Texas janitor indicted in case of AI-made sexualized images of students
A Texas school district is confronting a hard test of digital safety after authorities accused a campus janitor of using AI to create sexualized composites from real student images.
Daril Martin Gonzales, 55, was arrested and indicted last week on one count of possession and attempted possession of child pornography and one count of possession and attempted possession of obscene visual representation of a child, a development first detailed by KVII as prosecutors try to apply existing statutes to images produced with AI.
According to the US Attorney's office, Gonzales worked as a janitor for Anson ISD near Abilene and moonlighted as a free sports and cheerleading photographer for middle and high school students, which gave him regular access to photos that became raw material for misuse in the era of AI.
Prosecutors said he superimposed the faces of prepubescent students onto the bodies of adults in sexually explicit videos and also attached AI-generated nude bodies to the faces of girls, and police recovered at least six videos and three photos altered in this way.
Students described shock and fear about reputational harm in a world where images can be circulated long after they are taken in connection with AI. "I felt disgusted, embarrassed, and scared. I was worried that photos of me could be posted or sold somewhere," said one. "I was embarrassed cause I didn’t want people to think of me in this way when I hadn’t done anything." "I know I can’t do anything about what he did," said another. "I don’t think I did anything wrong. He’s in the wrong."
In a police report, Gonzales called his behavior a power trip and admitted to viewing child pornography for up to six hours a day for the past 20 to 25 years, a long pattern now colliding with the easy availability of AI.
If convicted, Gonzales faces up to 20 years in federal prison followed by a possible lifetime of supervised release, an outcome that would signal how courts are adapting penalties to digital composites enabled by AI.
Beyond the immediate case, the episode highlights the tension between open access to creative tools and the need for stricter guardrails in schools, which is likely to steer procurement, safety audits and parental expectations as education leaders confront AI.

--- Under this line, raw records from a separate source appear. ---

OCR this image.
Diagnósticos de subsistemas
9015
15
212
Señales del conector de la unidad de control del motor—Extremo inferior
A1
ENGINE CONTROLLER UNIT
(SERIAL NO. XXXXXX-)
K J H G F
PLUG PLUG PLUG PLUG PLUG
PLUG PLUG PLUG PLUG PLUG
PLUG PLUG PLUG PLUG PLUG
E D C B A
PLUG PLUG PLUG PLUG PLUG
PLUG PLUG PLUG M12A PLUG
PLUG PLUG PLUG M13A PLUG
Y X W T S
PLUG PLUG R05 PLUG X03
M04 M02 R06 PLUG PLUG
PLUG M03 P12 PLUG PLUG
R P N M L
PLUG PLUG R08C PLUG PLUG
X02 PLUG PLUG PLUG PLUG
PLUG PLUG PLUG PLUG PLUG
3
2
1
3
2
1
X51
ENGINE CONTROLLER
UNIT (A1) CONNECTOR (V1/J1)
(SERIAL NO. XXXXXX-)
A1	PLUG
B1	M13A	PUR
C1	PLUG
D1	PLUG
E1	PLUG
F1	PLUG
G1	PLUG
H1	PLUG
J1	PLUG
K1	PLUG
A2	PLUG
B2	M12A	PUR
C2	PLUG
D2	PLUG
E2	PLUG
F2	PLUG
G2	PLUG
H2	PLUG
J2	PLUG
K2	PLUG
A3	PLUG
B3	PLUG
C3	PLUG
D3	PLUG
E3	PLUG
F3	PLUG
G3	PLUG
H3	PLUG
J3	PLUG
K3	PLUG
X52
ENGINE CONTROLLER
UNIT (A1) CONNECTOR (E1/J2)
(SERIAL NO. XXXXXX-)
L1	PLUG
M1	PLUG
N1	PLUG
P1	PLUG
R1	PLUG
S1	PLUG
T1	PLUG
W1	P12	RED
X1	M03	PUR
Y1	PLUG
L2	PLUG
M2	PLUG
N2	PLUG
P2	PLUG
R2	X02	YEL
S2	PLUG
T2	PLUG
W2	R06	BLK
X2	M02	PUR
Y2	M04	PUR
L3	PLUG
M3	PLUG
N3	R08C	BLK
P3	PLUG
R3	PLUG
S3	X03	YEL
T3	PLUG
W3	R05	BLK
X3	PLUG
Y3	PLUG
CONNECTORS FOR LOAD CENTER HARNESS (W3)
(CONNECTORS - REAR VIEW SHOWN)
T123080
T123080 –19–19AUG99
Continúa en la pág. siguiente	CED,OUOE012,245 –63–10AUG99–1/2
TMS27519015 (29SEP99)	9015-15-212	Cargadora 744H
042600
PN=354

For founders and investors, including those in the UK, demand may grow for identity protection, provenance checks and incident response features, and the funding narrative could tilt toward practical safeguards that reduce misuse risks tied to AI.
The broader lesson is that institutions will judge synthetic media by the resilience of their controls, and the winners in enterprise content will be those who build trustworthy systems that minimize harm while preserving efficiency under the scrutiny that comes with AI.